Bruxelas, que evitou avaliar a substância do pacto até o momento, pediu explicações a Londres e Paris sobre o projeto no final de junho, depois que a Espanha e os outros países que compõem o Med5 (Itália, Grécia, Malta e Chipre) enviaram uma carta aos serviços da UE expressando sua preocupação com as negociações bilaterais.
O presidente francês Emmanuel Macron e o primeiro-ministro britânico Keir Starmer anunciaram no dia anterior um acordo para lançar um projeto piloto com base no princípio "um por um", pelo qual a França concorda em aceitar a devolução de um migrante irregular que chega ao Reino Unido em troca da aceitação de um solicitante de asilo por parte dos britânicos. De acordo com Macron, o acordo será primeiramente submetido à análise da Comissão Europeia e dos estados-membros antes de ser assinado.
"Estamos cientes do anúncio feito pelo Reino Unido e pela França", disse Lammert, que esclareceu que, no momento, eles quase não têm detalhes ("temos um anúncio e um acordo político em princípio para um projeto piloto") e que farão uma declaração quando souberem "mais sobre a substância e a forma" do que foi anunciado em Londres.
"Examinaremos o assunto junto com o Reino Unido e a França, trabalharemos com todas as partes envolvidas", disse o porta-voz, que também enfatizou que Bruxelas considera "alarmante" o "aumento" das travessias irregulares de migrantes no Canal da Mancha.
Essa situação, disse Lammert, "merece uma resposta robusta" para conter as travessias "perigosas" de uma das fronteiras externas da UE, embora tenha acrescentado que a Comissão "avaliará as modalidades concretas de cooperação" entre a França e o Reino Unido.

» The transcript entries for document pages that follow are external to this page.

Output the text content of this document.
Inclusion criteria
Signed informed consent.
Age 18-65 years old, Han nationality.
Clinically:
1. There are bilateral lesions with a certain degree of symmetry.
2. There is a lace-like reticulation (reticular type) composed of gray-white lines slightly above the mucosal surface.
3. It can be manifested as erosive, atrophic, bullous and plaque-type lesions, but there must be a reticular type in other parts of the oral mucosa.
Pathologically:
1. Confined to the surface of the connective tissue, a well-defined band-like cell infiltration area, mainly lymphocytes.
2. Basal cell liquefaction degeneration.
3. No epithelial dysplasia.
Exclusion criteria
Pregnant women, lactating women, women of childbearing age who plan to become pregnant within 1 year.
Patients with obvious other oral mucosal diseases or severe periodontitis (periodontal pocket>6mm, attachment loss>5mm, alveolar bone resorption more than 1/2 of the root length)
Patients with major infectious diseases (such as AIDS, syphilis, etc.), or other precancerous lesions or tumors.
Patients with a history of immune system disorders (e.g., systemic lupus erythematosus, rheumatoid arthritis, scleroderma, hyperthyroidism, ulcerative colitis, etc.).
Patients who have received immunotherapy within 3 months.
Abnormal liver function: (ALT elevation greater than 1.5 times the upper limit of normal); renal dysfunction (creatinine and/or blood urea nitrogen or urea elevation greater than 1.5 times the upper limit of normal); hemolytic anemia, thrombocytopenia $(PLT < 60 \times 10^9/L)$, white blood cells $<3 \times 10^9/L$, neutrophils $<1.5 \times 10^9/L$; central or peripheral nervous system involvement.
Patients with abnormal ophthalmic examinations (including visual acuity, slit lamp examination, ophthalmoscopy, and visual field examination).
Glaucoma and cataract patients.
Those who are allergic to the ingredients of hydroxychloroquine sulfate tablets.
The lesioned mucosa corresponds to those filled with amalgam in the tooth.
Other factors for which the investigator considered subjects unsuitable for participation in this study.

Quando recebeu a carta dos países do Med5 em junho, o executivo da UE também apontou a urgência de todos os países da UE cumprirem a aplicação do Pacto de Migração e Asilo (cujo prazo é 2026) e as regras atuais "de plena aplicação", especialmente as regras de Dublin (que obrigam o país de entrada do migrante a gerenciar o dossiê). No entanto, ele evitou responder se, aos olhos dos serviços da UE, o acordo bilateral de deportação entre britânicos e franceses é compatível com a estrutura estabelecida pelo novo pacto de migração.